Even that is more than the politicians have offered. Tony
Blair’s response to the shooting was to assert: “I
don’t want them [the police] to be under any inhibition at
all in going after those people who are engaged in
terrorism.” Ken Livingstone, the London mayor, accused
critics of trying to “smear” the Metropolitan
Police Commissioner, who, along with the government, bears ultimate
responsibility for the raid.
Kahar works for the post office, Koyair for a
supermarket. Neither has any record of criminal activity. Indeed.
Koyair had recently sent off for an application to join the police.
They are hard-working, law-abiding British citizens who happen also to
be devout Muslims. As Kahar said at the press conference, “I
believe the only crime I had done was being Asian with a long
beard.”
The raid was an extreme example of a broader
policy. In the two months after the July 7th 2005 bombings, some 10,000
people were stopped and searched in the London streets under the
anti-terrorism law; 27% were Asians, who make up only 12% of
London’s population. Not one of the searches resulted in an
arrest or a charge related to terrorism. The statistics reflect more
than the racism of individual police officers. The Home
Office’s guidance states that: ‘It is appropriate
for officers to take account of a person’s ethnic background
when they decide who to stop in response to a specific terrorist threat
(for example, some international terrorist groups are associated with
particular ethnic groups, such as Muslims).’ In March 2005, a
senior government minister told Muslims that they should accept as a
“reality” that they will be stopped and searched
more often than others.
It has become commonplace for politicians
(including the Prime Minister) and columnists to suggest that
‘British tolerance’ has permitted terrorism to
flourish. We are told we are under threat not because of the backlash
against British involvement in brutal, unjust foreign wars but because
the ideology of multiculturalism and a concern for human rights have
blunted our willingness to defend ourselves against the Islamist
menace. The fact that an innocent, unarmed Londoner was shot by police,
at nearly point blank range, without warning, has done nothing to make
these people think again. Rather, they see in the complaints by Muslims
– remarkably restrained under the circumstances - an
unwillingness to collaborate with the war on terror. Some have
suggested that the bogus tip-off must have come from Al Qaeda.

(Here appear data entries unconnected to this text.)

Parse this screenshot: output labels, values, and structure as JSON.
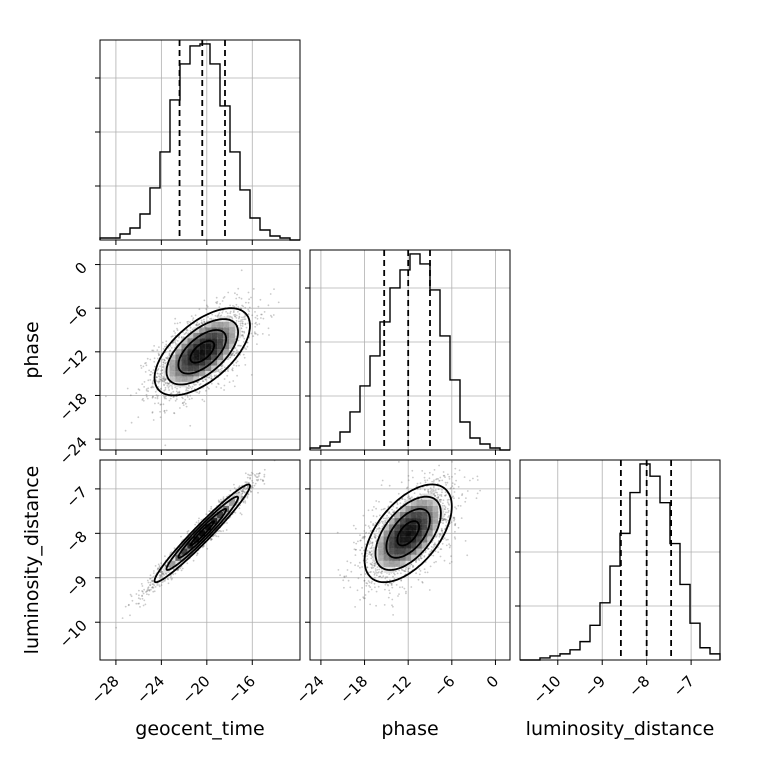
{
  "chart_data": {
    "type": "corner",
    "parameters": [
      "geocent_time",
      "phase",
      "luminosity_distance"
    ],
    "ranges": {
      "geocent_time": [
        -29.4,
        -11.8
      ],
      "phase": [
        -25.5,
        2.0
      ],
      "luminosity_distance": [
        -10.85,
        -6.35
      ]
    },
    "ticks": {
      "geocent_time": [
        -28,
        -24,
        -20,
        -16
      ],
      "phase": [
        -24,
        -18,
        -12,
        -6,
        0
      ],
      "luminosity_distance": [
        -10,
        -9,
        -8,
        -7
      ]
    },
    "tick_labels": {
      "geocent_time": [
        "−28",
        "−24",
        "−20",
        "−16"
      ],
      "phase": [
        "−24",
        "−18",
        "−12",
        "−6",
        "0"
      ],
      "luminosity_distance": [
        "−10",
        "−9",
        "−8",
        "−7"
      ]
    },
    "quantiles": {
      "geocent_time": [
        -22.4,
        -20.4,
        -18.4
      ],
      "phase": [
        -15.3,
        -12.0,
        -9.0
      ],
      "luminosity_distance": [
        -8.58,
        -8.0,
        -7.45
      ]
    },
    "histograms": {
      "geocent_time": {
        "edges": [
          -29.4,
          -28.52,
          -27.64,
          -26.76,
          -25.88,
          -25.0,
          -24.12,
          -23.24,
          -22.36,
          -21.48,
          -20.6,
          -19.72,
          -18.84,
          -17.96,
          -17.08,
          -16.2,
          -15.32,
          -14.44,
          -13.56,
          -12.68,
          -11.8
        ],
        "counts": [
          0.01,
          0.01,
          0.03,
          0.06,
          0.13,
          0.26,
          0.44,
          0.7,
          0.88,
          0.97,
          0.98,
          0.88,
          0.67,
          0.44,
          0.25,
          0.11,
          0.05,
          0.02,
          0.01,
          0.0
        ]
      },
      "phase": {
        "edges": [
          -25.5,
          -24.125,
          -22.75,
          -21.375,
          -20.0,
          -18.625,
          -17.25,
          -15.875,
          -14.5,
          -13.125,
          -11.75,
          -10.375,
          -9.0,
          -7.625,
          -6.25,
          -4.875,
          -3.5,
          -2.125,
          -0.75,
          0.625,
          2.0
        ],
        "counts": [
          0.01,
          0.02,
          0.04,
          0.09,
          0.19,
          0.32,
          0.47,
          0.64,
          0.81,
          0.9,
          0.98,
          0.93,
          0.8,
          0.57,
          0.35,
          0.14,
          0.06,
          0.03,
          0.01,
          0.0
        ]
      },
      "luminosity_distance": {
        "edges": [
          -10.85,
          -10.625,
          -10.4,
          -10.175,
          -9.95,
          -9.725,
          -9.5,
          -9.275,
          -9.05,
          -8.825,
          -8.6,
          -8.375,
          -8.15,
          -7.925,
          -7.7,
          -7.475,
          -7.25,
          -7.025,
          -6.8,
          -6.575,
          -6.35
        ],
        "counts": [
          0.0,
          0.0,
          0.01,
          0.02,
          0.03,
          0.05,
          0.09,
          0.17,
          0.28,
          0.46,
          0.62,
          0.82,
          0.96,
          0.9,
          0.77,
          0.57,
          0.37,
          0.18,
          0.06,
          0.03
        ]
      }
    },
    "joint": {
      "phase|geocent_time": {
        "mean": [
          -20.4,
          -12.0
        ],
        "sd": [
          2.1,
          3.0
        ],
        "corr": 0.6
      },
      "luminosity_distance|geocent_time": {
        "mean": [
          -20.4,
          -8.0
        ],
        "sd": [
          2.1,
          0.55
        ],
        "corr": 0.97
      },
      "luminosity_distance|phase": {
        "mean": [
          -12.0,
          -8.0
        ],
        "sd": [
          3.0,
          0.55
        ],
        "corr": 0.55
      }
    },
    "contour_levels": [
      0.5,
      1.0,
      1.5,
      2.0
    ],
    "grid": true,
    "colors": {
      "line": "#000000",
      "grid": "#b0b0b0",
      "scatter": "#666666"
    }
  }
}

The Observer, in bygone years a bastion of British
liberalism, headlined its editorial on the affair: “Better a
bungled raid than another terrorist outrage.” That lofty,
callous calculus never adds up. The raid has done nothing to deter
terrorism. It’s likely to make it even more difficult for the
police to gather meaningful information about real threats to public
safety. Formulations like The Observer’s merely sanctify
violent police racism, which poses a danger to Londoners as serious as
any terrorrist.
More than two hundred years ago, during a fiercer
period of repression (the putative menace in those days coming from the
French revolution and its English sympathisers), William Blake wandered
the streets of London and found evidence wherever he looked of
“mind-forg’d manacles” - the fears and
prejudices that keep people in thrall to an unjust social system. But
he also imagined another London, a meeting-place for all humanity:
In the Exchanges of London every Nation
walk’d,
And London walk’d in every Nation, mutual in love &
harmony
That democratic vision is profoundly at odds with
the ideology being preached and practiced in Britain these days. London
is often cited as the most harmoniously multi-ethnic city in the world,
and there’s some truth in the boast. But that’s no
thanks whatsoever to its police, its newspapers or its politicians.